There are about 40,000 empty houses and apartments recently completed by builders, which remain unsold.
At the current rate of sales, which I estimate to be around 2,000 per annum over the past two years, there is 20 years of supply in the market.
Wrapped up in those properties is VAT of about €1.3 billion, which at current rates will trickle into the exchequer in the years ahead. If something positive is done to proactively sell a proportion of these properties, the tax received will be very significant.
In addition to the benefit to the Government, consider the implications for a vast range of other industries that rely on activity in the housing market. Household creation results in jobs.
Considering that it has been three years since there were new homes sold in significant numbers, there are a lot of people out there who are in the market to purchase.
Of the 40,000 units of unsold builders’ stock, a very significant proportion is well located, very well built and saleable.
Unfortunately, many should never have been built and are entirely unsuitable for the market and will remain so for a very long time.
It is, however, realistic to anticipate that 10,000 units per annum can be sold over the next four years, but significant attention needs to be placed on how these properties are taxed. The system needs to be overhauled.
Currently, we pay 13.5 per cent of the sales price of a new home on VAT as compared with zero VAT in the UK. On an average house priced at €300,000, that is €40,500.
A simple suggestion would be that first-time buyers should be permitted to reclaim three-quarters of that VAT on completion of the sale.
That measure will immediately have a positive impact. It will make homes more affordable, it will assist in easing debt and it will create more activity in the economy.
The Government will gain more VAT because the rate of sales will increase dramatically. Such an incentive, like the mortgage subsidy and first-time buyer’s grant of the past, can be removed easily once the market is on its feet again.
The other tax on property of course is stamp duty, currently 7-9 per cent depending on price, with the first €125,000 exempt. In the UK, the rates vary from zero to 4 per cent. The rates applicable in Ireland are the highest in Europe with the exception of Greece. This is hindering activity in the market.
There are a number of initiatives which could be taken here, including permitting people to trade-in their house to a builder without double stamp duty being incurred; however, a fundamental change in the rates is really what is needed.
A rate scale along the lines of those imposed in the UK is a fair, not a penal level.

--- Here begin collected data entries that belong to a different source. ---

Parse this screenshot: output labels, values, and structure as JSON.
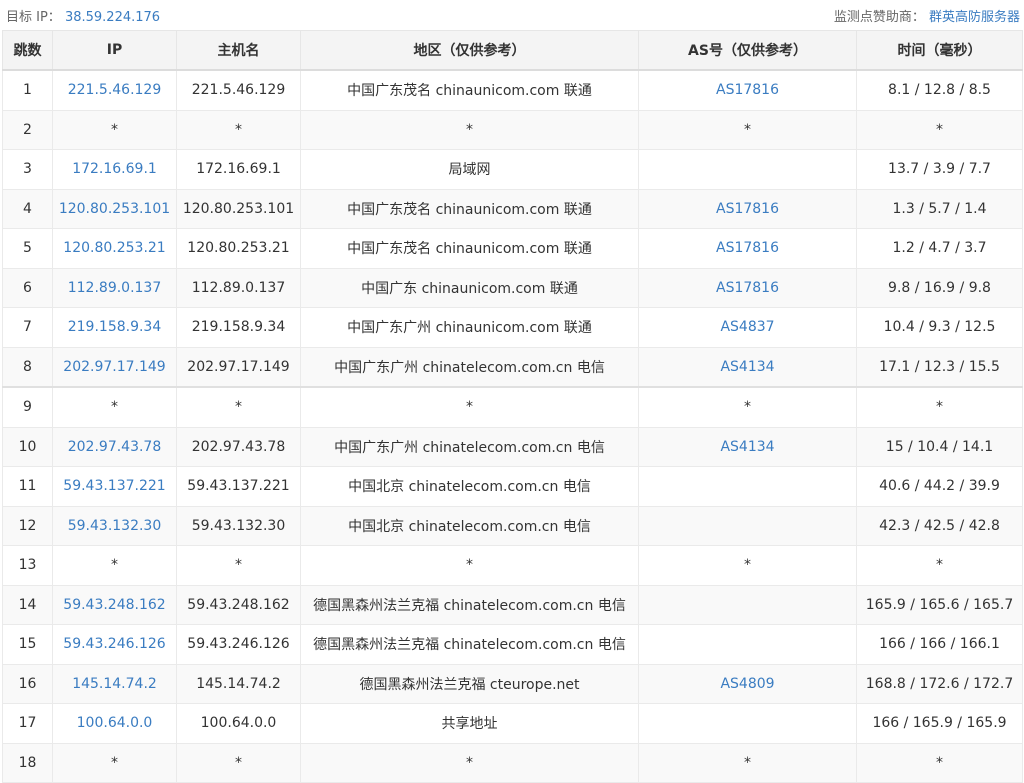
{
  "header": {
    "target_label": "目标 IP：",
    "target_ip": "38.59.224.176",
    "sponsor_label": "监测点赞助商：",
    "sponsor_name": "群英高防服务器"
  },
  "table": {
    "columns": [
      "跳数",
      "IP",
      "主机名",
      "地区（仅供参考）",
      "AS号（仅供参考）",
      "时间（毫秒）"
    ],
    "rows": [
      {
        "hop": "1",
        "ip": "221.5.46.129",
        "host": "221.5.46.129",
        "region": "中国广东茂名 chinaunicom.com 联通",
        "as": "AS17816",
        "time": "8.1 / 12.8 / 8.5"
      },
      {
        "hop": "2",
        "ip": "*",
        "host": "*",
        "region": "*",
        "as": "*",
        "time": "*"
      },
      {
        "hop": "3",
        "ip": "172.16.69.1",
        "host": "172.16.69.1",
        "region": "局域网",
        "as": "",
        "time": "13.7 / 3.9 / 7.7"
      },
      {
        "hop": "4",
        "ip": "120.80.253.101",
        "host": "120.80.253.101",
        "region": "中国广东茂名 chinaunicom.com 联通",
        "as": "AS17816",
        "time": "1.3 / 5.7 / 1.4"
      },
      {
        "hop": "5",
        "ip": "120.80.253.21",
        "host": "120.80.253.21",
        "region": "中国广东茂名 chinaunicom.com 联通",
        "as": "AS17816",
        "time": "1.2 / 4.7 / 3.7"
      },
      {
        "hop": "6",
        "ip": "112.89.0.137",
        "host": "112.89.0.137",
        "region": "中国广东 chinaunicom.com 联通",
        "as": "AS17816",
        "time": "9.8 / 16.9 / 9.8"
      },
      {
        "hop": "7",
        "ip": "219.158.9.34",
        "host": "219.158.9.34",
        "region": "中国广东广州 chinaunicom.com 联通",
        "as": "AS4837",
        "time": "10.4 / 9.3 / 12.5"
      },
      {
        "hop": "8",
        "ip": "202.97.17.149",
        "host": "202.97.17.149",
        "region": "中国广东广州 chinatelecom.com.cn 电信",
        "as": "AS4134",
        "time": "17.1 / 12.3 / 15.5"
      },
      {
        "hop": "9",
        "ip": "*",
        "host": "*",
        "region": "*",
        "as": "*",
        "time": "*"
      },
      {
        "hop": "10",
        "ip": "202.97.43.78",
        "host": "202.97.43.78",
        "region": "中国广东广州 chinatelecom.com.cn 电信",
        "as": "AS4134",
        "time": "15 / 10.4 / 14.1"
      },
      {
        "hop": "11",
        "ip": "59.43.137.221",
        "host": "59.43.137.221",
        "region": "中国北京 chinatelecom.com.cn 电信",
        "as": "",
        "time": "40.6 / 44.2 / 39.9"
      },
      {
        "hop": "12",
        "ip": "59.43.132.30",
        "host": "59.43.132.30",
        "region": "中国北京 chinatelecom.com.cn 电信",
        "as": "",
        "time": "42.3 / 42.5 / 42.8"
      },
      {
        "hop": "13",
        "ip": "*",
        "host": "*",
        "region": "*",
        "as": "*",
        "time": "*"
      },
      {
        "hop": "14",
        "ip": "59.43.248.162",
        "host": "59.43.248.162",
        "region": "德国黑森州法兰克福 chinatelecom.com.cn 电信",
        "as": "",
        "time": "165.9 / 165.6 / 165.7"
      },
      {
        "hop": "15",
        "ip": "59.43.246.126",
        "host": "59.43.246.126",
        "region": "德国黑森州法兰克福 chinatelecom.com.cn 电信",
        "as": "",
        "time": "166 / 166 / 166.1"
      },
      {
        "hop": "16",
        "ip": "145.14.74.2",
        "host": "145.14.74.2",
        "region": "德国黑森州法兰克福 cteurope.net",
        "as": "AS4809",
        "time": "168.8 / 172.6 / 172.7"
      },
      {
        "hop": "17",
        "ip": "100.64.0.0",
        "host": "100.64.0.0",
        "region": "共享地址",
        "as": "",
        "time": "166 / 165.9 / 165.9"
      },
      {
        "hop": "18",
        "ip": "*",
        "host": "*",
        "region": "*",
        "as": "*",
        "time": "*"
      }
    ]
  },
  "colors": {
    "link": "#3a7cc1",
    "header_bg": "#f4f4f4",
    "row_alt": "#f9f9f9",
    "border": "#eaeaea"
  }
}
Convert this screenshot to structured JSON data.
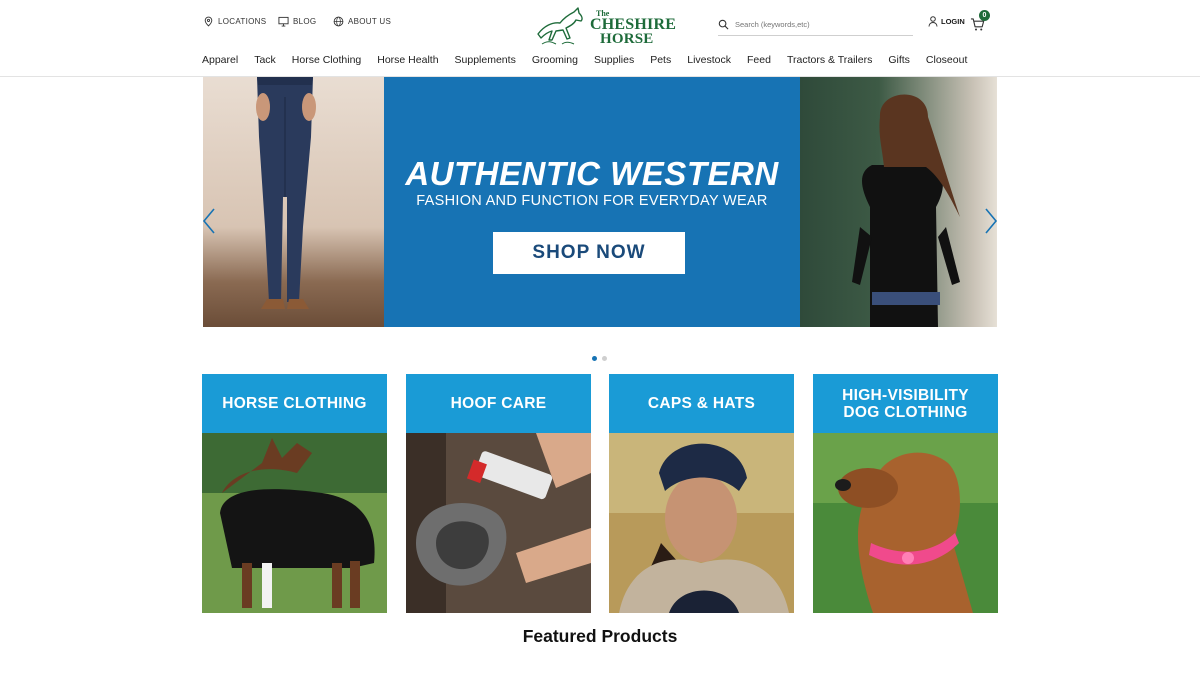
{
  "header": {
    "utilities": [
      {
        "label": "LOCATIONS",
        "icon": "location-pin-icon"
      },
      {
        "label": "BLOG",
        "icon": "monitor-icon"
      },
      {
        "label": "ABOUT US",
        "icon": "globe-icon"
      }
    ],
    "logo": {
      "line0": "The",
      "line1": "CHESHIRE",
      "line2": "HORSE"
    },
    "search": {
      "placeholder": "Search (keywords,etc)"
    },
    "login_label": "LOGIN",
    "cart_count": "0"
  },
  "nav": {
    "items": [
      "Apparel",
      "Tack",
      "Horse Clothing",
      "Horse Health",
      "Supplements",
      "Grooming",
      "Supplies",
      "Pets",
      "Livestock",
      "Feed",
      "Tractors & Trailers",
      "Gifts",
      "Closeout"
    ]
  },
  "hero": {
    "headline": "AUTHENTIC WESTERN",
    "subheadline": "FASHION AND FUNCTION FOR EVERYDAY WEAR",
    "cta_label": "SHOP NOW",
    "slide_count": 2,
    "active_slide": 1
  },
  "categories": [
    {
      "label": "HORSE CLOTHING"
    },
    {
      "label": "HOOF CARE"
    },
    {
      "label": "CAPS & HATS"
    },
    {
      "label": "HIGH-VISIBILITY DOG CLOTHING"
    }
  ],
  "featured_title": "Featured Products",
  "colors": {
    "brand_green": "#1e6b3a",
    "hero_blue": "#1773b4",
    "tile_blue": "#1a9bd6"
  }
}
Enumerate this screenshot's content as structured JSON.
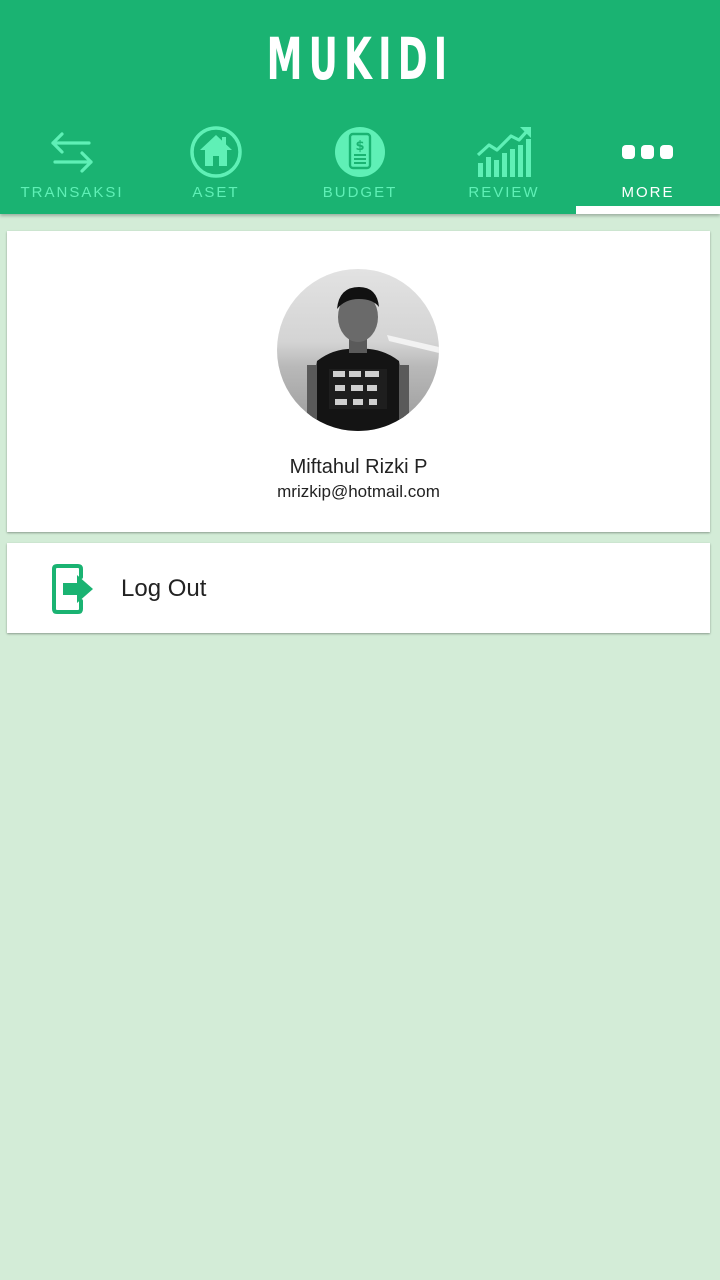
{
  "app": {
    "title": "MUKIDI"
  },
  "tabs": [
    {
      "label": "TRANSAKSI",
      "icon": "swap-arrows-icon",
      "active": false
    },
    {
      "label": "ASET",
      "icon": "home-icon",
      "active": false
    },
    {
      "label": "BUDGET",
      "icon": "dollar-document-icon",
      "active": false
    },
    {
      "label": "REVIEW",
      "icon": "growth-chart-icon",
      "active": false
    },
    {
      "label": "MORE",
      "icon": "more-dots-icon",
      "active": true
    }
  ],
  "profile": {
    "name": "Miftahul Rizki P",
    "email": "mrizkip@hotmail.com"
  },
  "actions": {
    "logout_label": "Log Out",
    "logout_icon": "logout-icon"
  },
  "colors": {
    "primary": "#1ab372",
    "tab_inactive": "#5ff0b6",
    "tab_active": "#ffffff",
    "background": "#d3ecd7",
    "logout_icon": "#1ab372"
  }
}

It will not, in this dire market, have the effect of increasing prices – it will result in more people moving house and more people purchasing rather than renting their homes.
Some years ago, the concept of reduced tax rates leading to more tax taken was proven when CGT rates were reduced to 20 per cent.
The actual tax amount increased substantially, so moves along those proposed here will generate more money for the minister, more house sales and more employment. In my book, that’s a win-win situation.